Anders als in Großbritannien oder Norwegen bleiben Kettenapotheken in Deutschland auch künftig verboten. Inhaber einer Apotheke muss, wie bisher auch, ein selbstständiger Pharmazeut sein, Kapitalgesellschaften wie Doc Morris bleibt dieses Recht dagegen verwehrt. Das hat der Europäische Gerichtshof am Dienstag in Luxemburg entschieden (Az: C 171/07) und damit den klagenden Apothekern recht gegeben. Der Deutsche Apothekerverband und Bundesgesundheitsministerin Ulla Schmidt (SPD) begrüßten das Urteil. Kritik kam von den Grünen, die auf mehr Wettbewerb drängen. Auch die Börse kommentierte das Urteil: Der Aktienkurs von Doc-Morris-Eigentümer Celesio (siehe Kasten) verlor am Dienstag bis zu 13,7 Prozent.

Mit der Entscheidung zugunsten der Apothekerschaft ist der EuGH seinem Generalanwalt Yves Bot gefolgt. Bot hatte schon im Dezember 2008 in seinem Plädoyer im deutschen Apothekenrecht keinen Widerspruch zum EU-Recht gesehen. Der Generalanwalt war allerdings im Vorfeld kritisiert worden, weil seine Frau und seine Tochter Apothekerinnen sind.

Der EuGH bestätigte in seinem Urteil nun das deutsche Fremdbesitzverbot. Danach dürfen nur zugelassene Apotheker eine Apotheke und maximal drei Filialen besitzen und betreiben, nicht aber Kapitalgesellschaften wie Doc Morris. Dies sei im Interesse des Gesundheitsschutzes gerechtfertigt, urteilte das Gericht und gab damit dem deutschen Apothekenrecht Vorrang vor dem Europarecht, das Unternehmen Niederlassungsfreiheit garantiert. Zur Begründung verwiesen die Richter auf „den ganz besonderen Charakter der Arzneimittel“. Angesichts ihrer medizinischen Wirkung unterschieden sich diese grundlegend von anderen Waren. Daher sei es legitim, wenn Staaten versuchten, Gefahren für die Gesundheit der Bevölkerung zu verhindern und eine hochwertige Arznei-Versorgung so weit als möglich bereitszustellen. Am ehesten trauen die Richter dies selbstständigen Apothekern zu. „Die Apotheke im Eigentum des Apothekers sichert in Deutschland eine von Kapitalmarktinteressen unabhängige Arzneimittelversorgung“, hieß es in der Begründung.

Der EuGH entschied damit einen Rechtsstreit, den die Apothekerverbände gegen das Saarland führen. 2006 hatte das Land der Celesio-Versandapothekentochter Doc Morris die Gründung einer Apotheke erlaubt.
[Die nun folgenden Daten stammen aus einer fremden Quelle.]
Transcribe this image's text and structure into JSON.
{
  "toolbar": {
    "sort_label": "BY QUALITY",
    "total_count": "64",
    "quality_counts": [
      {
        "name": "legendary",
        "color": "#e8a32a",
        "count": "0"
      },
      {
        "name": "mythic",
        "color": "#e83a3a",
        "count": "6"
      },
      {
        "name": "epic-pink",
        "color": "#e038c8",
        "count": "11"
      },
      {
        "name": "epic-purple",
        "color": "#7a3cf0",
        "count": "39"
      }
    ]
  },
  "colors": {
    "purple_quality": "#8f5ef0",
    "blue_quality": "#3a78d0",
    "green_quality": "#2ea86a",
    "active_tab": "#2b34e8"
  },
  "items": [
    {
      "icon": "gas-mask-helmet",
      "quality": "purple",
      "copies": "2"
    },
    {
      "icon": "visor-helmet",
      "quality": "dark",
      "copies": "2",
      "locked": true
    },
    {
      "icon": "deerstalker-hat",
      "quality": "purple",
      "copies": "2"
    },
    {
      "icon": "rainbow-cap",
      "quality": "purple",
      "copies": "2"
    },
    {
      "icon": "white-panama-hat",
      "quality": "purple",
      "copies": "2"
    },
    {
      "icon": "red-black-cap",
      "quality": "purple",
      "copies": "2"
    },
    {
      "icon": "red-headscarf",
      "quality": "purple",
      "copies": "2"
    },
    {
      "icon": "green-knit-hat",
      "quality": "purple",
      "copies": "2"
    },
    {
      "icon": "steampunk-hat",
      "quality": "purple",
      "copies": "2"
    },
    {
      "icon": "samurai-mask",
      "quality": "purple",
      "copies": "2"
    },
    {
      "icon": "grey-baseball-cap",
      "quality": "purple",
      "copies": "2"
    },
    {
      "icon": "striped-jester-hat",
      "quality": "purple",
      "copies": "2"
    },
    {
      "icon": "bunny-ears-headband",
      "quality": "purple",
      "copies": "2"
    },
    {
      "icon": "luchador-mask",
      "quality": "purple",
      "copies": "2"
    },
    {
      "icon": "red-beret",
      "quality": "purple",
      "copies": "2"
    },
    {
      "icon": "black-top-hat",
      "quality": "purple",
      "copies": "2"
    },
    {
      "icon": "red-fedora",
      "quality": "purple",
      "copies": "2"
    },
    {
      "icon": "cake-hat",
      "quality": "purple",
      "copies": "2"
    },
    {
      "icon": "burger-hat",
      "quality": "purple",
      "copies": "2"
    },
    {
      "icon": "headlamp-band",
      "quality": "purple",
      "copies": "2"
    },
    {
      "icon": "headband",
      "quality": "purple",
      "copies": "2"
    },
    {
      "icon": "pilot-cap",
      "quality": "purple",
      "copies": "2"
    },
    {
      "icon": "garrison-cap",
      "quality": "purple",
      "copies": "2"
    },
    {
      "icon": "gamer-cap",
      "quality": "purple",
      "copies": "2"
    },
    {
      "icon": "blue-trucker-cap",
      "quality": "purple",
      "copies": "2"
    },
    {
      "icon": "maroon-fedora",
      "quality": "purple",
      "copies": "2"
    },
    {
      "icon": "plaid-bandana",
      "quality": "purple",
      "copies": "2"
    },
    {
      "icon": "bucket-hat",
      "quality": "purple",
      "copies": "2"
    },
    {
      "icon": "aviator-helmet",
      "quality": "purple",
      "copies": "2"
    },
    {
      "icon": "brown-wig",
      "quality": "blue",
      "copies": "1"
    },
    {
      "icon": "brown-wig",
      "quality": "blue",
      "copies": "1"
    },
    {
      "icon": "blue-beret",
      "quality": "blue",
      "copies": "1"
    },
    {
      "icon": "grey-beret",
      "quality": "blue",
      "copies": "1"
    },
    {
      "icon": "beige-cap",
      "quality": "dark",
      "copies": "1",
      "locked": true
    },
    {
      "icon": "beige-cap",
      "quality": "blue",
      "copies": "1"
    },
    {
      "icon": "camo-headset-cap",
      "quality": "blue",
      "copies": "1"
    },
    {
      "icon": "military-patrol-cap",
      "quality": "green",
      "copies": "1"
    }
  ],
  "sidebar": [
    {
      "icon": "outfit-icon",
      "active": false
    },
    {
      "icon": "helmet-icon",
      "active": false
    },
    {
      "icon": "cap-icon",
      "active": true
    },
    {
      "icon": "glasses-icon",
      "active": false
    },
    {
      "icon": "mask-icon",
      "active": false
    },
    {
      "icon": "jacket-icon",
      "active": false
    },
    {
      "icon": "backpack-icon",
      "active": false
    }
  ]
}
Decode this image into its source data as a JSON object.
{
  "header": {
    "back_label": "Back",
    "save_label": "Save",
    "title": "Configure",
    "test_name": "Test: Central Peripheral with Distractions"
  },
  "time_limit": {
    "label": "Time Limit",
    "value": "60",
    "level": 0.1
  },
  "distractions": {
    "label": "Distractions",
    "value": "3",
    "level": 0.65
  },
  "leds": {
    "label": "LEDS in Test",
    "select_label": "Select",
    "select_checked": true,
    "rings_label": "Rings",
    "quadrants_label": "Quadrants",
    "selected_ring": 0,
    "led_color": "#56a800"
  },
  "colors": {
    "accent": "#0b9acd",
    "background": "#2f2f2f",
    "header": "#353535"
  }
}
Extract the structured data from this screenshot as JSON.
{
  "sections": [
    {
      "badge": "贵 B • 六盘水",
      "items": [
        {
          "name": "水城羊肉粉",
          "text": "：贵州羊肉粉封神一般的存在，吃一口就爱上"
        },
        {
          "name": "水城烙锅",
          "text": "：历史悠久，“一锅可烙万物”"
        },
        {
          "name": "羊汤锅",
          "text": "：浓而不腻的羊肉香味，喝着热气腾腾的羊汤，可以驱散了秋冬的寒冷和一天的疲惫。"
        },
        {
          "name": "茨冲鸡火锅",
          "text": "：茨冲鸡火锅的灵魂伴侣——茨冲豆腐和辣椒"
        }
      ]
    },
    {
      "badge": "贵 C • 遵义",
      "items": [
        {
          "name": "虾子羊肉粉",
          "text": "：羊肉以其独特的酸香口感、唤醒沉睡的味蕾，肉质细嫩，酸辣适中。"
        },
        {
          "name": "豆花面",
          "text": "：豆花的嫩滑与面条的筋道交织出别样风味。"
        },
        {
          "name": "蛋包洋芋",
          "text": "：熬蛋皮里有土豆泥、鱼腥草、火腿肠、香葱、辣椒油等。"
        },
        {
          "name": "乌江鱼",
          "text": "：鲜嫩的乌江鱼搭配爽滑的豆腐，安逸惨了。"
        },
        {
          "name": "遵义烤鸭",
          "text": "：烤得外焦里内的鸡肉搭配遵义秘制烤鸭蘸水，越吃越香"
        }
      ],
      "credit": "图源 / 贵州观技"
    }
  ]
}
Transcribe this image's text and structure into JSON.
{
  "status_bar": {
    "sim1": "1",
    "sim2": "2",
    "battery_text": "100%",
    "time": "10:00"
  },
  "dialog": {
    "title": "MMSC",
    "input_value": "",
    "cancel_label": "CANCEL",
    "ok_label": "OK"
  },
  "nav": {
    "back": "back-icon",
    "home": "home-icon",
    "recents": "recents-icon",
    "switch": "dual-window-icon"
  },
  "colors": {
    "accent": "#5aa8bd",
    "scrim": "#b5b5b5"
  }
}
Auch Drogerieketten und andere Konzerne hatten das Urteil mit Spannung erwartet. Sie hatten gehofft, sich nach einer Liberalisierung größere Anteile am lukrativen Arzneimittelmarkt sichern zu können. Schlecker und andere bieten schon jetzt Abholstationen für Arzneimittel an, die aber von Versandapotheken geliefert werden.

Die Bundesvereinigung Deutscher Apothekerverbände begrüßte das EuGH-Urteil am Dienstag als „eine klare Absage an Handelsketten und an Heuschrecken, die in einem hochsensiblen Versorgungsmarkt nichts zu suchen haben“. Die Apotheke im Eigentum des Apothekers sichere in Deutschland „eine von Kapitalmarktinteressen unabhängige Arzneimittelversorgung“, kommentierte Gesundheitsministerin Schmidt.

Nach Einschätzung von Verbraucherschützern wird sich für Patienten nichts ändern. „Doc Morris und andere sorgen auf Umwegen schon jetzt für mehr Wettbewerb“, sagte Wolfgang Schuldzinski von der Verbraucherzentrale Nordrhein-Westfalen. Ein Preisvergleich habe gezeigt, dass der deutsche Apothekenmarkt dort in Bewegung gekommen sei, wo Doc-Morris-Partner den stationären Apotheken mit Dumpingpreisen Konkurrenz mache. Doc-Morris-Chef Ralf Däinghaus kündigte am Dienstag an, sein Franchise-Geschäft in Deutschland weiter auszubauen. „Auch ohne die gefürchteten Apothekenketten wird der Wettbewerb im Apothekenmarkt weiter zunehmen und die Existenz vieler Apotheken gefährden“, meinte auch Rainer Walter Schell, Geschäftsführer der Apotheken-System-Vertriebsgesellschaft Avie.